Davacılar vekili, murisleri ... tarafından 217 parsel sayılı taşınmazın umumi yol ile bağlantısı bulunmadığını belirterek geçit hakkı kurulması istemiyle Finike Asliye Hukuk Mahkemesi'nin 2005/9 Esas, 2005/150 Karar sayılı dosyasında dava açtığını, mahkemece açılan davanın kabulü ile 218, 1064 ve 1505 parseller aleyhine geçit irtifakı tesisine karar verildiğini ve bu kararın kesinleştiğini, kararın kesinleşmesinden sonra murisleri ...'ın vefat etmesi nedeniyle mirasçıları olarak müvekkillerinin anılan mahkeme kararının tapuya tescili istemiyle ilgili tapu müdürlüğüne başvuru yaptıklarını ancak tapu müdürlüğünün başvurularını kabul etmediğini, bu sırada aleyhine geçit hakkı tesis edilen 1505 parsel maliklerinden ...'in geçit bedelini almasına rağmen taşınmazdaki hissesini davalı ...'na sattığını, davalı ...'nun geçit hakkı ile ilgili karardan bilgisi olduğu halde kötüniyetli olarak geçit hakkının tapuda görünmediğinden bahisle müvekkillerinin yolu kullanmalarına izin vermediğini, bu nedenle daha önce 217 parsel lehine verilen ve kesinleşen mahkeme kararının davalı için de uygulanarak aynı şekilde geçit hakkı tesisini talep ve dava etmiştir.

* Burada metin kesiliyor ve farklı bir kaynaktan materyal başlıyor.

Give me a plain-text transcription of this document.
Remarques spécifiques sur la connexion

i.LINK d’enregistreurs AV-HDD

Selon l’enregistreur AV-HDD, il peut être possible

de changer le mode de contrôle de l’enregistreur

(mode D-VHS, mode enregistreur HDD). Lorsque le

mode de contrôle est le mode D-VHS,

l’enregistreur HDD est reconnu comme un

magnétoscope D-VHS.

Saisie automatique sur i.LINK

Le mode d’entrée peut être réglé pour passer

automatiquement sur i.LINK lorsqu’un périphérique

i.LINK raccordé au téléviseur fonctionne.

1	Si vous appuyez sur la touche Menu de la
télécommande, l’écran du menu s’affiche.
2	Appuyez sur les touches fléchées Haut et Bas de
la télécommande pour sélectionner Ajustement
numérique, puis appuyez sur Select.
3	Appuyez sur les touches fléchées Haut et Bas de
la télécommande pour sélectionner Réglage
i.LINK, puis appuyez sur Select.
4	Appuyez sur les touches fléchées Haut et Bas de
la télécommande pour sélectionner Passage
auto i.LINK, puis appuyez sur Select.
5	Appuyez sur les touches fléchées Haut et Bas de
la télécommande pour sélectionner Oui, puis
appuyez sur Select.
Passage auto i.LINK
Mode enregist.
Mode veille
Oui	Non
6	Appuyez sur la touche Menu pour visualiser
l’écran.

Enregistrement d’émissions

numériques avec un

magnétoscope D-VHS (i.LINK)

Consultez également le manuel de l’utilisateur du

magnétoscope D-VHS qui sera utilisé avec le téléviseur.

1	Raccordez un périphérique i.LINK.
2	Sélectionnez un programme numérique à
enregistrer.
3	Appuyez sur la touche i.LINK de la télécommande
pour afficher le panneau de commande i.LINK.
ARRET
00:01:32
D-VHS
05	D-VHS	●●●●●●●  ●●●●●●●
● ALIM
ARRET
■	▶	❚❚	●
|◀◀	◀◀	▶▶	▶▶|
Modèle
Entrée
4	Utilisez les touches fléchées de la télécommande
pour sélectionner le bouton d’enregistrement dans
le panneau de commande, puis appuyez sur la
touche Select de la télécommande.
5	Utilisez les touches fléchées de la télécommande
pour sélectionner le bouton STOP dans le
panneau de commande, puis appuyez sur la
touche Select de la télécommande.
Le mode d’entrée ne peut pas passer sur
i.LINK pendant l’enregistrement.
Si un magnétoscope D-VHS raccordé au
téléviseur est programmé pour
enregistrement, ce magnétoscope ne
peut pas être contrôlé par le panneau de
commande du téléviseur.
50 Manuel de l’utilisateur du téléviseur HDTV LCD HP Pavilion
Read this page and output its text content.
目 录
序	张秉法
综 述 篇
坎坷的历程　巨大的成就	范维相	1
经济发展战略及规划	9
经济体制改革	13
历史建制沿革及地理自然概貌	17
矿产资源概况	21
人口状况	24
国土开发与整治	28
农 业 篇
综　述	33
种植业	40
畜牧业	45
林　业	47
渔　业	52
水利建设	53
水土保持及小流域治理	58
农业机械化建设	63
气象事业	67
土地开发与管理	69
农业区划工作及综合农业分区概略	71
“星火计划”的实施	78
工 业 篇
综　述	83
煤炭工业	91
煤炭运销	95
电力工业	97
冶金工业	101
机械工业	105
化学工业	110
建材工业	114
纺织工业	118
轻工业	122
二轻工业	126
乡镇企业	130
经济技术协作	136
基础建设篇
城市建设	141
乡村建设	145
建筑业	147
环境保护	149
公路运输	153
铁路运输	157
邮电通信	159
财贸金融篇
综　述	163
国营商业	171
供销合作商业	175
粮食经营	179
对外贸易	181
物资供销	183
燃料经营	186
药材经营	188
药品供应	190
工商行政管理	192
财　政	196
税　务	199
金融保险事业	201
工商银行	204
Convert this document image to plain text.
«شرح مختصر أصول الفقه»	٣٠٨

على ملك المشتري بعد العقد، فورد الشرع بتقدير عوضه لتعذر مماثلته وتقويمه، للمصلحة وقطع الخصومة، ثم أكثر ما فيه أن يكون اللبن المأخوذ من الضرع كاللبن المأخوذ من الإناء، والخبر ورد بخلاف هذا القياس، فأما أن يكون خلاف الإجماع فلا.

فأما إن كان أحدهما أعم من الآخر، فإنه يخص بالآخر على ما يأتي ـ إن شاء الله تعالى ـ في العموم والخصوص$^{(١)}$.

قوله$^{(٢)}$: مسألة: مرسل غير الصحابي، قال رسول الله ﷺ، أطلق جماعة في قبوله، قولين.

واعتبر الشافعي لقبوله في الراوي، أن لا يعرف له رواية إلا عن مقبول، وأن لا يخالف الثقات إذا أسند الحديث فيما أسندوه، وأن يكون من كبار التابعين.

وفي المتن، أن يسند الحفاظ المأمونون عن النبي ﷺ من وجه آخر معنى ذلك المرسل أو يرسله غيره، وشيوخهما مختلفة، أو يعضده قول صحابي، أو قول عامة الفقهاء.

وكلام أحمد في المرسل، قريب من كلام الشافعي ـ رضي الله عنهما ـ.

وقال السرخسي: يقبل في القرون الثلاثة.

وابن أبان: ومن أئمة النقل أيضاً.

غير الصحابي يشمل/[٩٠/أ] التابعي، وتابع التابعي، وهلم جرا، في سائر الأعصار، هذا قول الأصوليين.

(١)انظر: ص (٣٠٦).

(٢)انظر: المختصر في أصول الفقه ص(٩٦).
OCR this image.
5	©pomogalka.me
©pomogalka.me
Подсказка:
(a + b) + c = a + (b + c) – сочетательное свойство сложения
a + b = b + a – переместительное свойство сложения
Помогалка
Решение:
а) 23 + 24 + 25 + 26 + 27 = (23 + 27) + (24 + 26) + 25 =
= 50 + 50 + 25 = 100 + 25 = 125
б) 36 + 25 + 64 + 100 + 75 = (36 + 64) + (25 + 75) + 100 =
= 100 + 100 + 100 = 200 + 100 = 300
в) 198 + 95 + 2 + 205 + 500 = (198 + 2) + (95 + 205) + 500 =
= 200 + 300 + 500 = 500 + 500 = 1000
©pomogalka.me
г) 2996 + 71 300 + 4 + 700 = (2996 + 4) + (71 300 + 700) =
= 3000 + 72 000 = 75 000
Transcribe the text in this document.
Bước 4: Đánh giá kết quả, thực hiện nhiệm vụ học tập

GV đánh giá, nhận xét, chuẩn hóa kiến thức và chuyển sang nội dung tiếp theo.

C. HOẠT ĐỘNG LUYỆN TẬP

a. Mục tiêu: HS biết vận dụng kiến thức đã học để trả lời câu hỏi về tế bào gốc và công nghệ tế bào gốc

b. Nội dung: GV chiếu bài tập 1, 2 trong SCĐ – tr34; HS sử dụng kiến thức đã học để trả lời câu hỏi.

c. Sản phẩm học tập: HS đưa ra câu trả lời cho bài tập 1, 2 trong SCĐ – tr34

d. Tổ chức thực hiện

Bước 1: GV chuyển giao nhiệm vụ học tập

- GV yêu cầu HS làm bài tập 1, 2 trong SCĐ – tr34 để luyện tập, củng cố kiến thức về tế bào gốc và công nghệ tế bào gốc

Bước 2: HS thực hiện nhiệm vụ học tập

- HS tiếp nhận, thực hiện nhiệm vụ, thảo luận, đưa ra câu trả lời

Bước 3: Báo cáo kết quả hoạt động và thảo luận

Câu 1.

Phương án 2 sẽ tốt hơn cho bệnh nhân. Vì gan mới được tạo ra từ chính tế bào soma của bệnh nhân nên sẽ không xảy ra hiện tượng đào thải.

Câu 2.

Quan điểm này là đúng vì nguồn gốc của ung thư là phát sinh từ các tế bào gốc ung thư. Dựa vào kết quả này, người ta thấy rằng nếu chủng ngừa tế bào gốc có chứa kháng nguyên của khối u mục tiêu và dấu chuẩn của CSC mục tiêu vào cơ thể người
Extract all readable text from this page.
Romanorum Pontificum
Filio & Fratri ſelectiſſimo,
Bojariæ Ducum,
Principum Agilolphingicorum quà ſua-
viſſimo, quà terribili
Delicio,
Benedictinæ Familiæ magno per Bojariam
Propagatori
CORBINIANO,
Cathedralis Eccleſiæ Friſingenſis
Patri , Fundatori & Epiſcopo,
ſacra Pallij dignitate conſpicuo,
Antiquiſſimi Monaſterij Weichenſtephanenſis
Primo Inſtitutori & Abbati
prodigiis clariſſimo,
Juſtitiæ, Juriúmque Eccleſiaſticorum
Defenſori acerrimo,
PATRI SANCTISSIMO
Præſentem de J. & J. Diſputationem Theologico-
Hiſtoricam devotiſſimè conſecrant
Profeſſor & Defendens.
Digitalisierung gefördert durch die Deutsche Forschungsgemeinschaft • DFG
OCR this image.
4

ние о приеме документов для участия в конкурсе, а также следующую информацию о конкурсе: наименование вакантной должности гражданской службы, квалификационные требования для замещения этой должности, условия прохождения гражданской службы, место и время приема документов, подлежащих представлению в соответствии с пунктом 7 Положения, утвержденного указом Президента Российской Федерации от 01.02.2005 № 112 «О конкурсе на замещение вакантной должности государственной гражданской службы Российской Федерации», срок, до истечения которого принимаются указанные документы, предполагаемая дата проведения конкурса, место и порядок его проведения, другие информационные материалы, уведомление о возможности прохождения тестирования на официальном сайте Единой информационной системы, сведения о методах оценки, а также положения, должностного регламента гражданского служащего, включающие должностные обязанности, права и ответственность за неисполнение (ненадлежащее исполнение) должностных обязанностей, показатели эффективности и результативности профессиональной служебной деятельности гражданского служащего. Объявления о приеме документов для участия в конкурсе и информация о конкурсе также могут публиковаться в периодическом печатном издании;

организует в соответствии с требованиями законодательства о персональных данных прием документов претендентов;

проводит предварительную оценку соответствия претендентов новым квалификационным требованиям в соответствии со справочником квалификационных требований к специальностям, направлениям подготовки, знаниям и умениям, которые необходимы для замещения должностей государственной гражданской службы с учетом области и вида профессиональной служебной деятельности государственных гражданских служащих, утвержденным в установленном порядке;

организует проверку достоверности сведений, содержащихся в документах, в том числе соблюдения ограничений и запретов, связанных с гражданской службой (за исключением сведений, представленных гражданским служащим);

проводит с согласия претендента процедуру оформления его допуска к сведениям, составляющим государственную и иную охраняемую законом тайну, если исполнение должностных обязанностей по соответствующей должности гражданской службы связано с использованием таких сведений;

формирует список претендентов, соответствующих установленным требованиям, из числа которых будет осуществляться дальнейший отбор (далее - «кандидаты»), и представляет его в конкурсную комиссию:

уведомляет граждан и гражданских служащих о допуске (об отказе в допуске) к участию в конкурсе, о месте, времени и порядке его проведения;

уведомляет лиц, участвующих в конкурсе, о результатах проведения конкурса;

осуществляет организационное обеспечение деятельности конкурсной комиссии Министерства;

Davalı, davaya cevap vermemiştir.

Mahkemece, geçit hakkı kurulması istemiyle açılan davanın tarafları değişmiş olsa da leh ve aleyhe geçit hakkı talep edilen taşınmazların Finike Asliye Hukuk Mahkemesi'nin 2005/9 Esas, 2005/150 Karar sayılı dosyasında hüküm verilen taşınmazlarla aynı taşınmazlar olduğu belirtilerek aynı konuya ilişkin verilmiş ve kesinleşmiş bir mahkeme kararı olması nedeniyle davanın reddine karar verilmiştir.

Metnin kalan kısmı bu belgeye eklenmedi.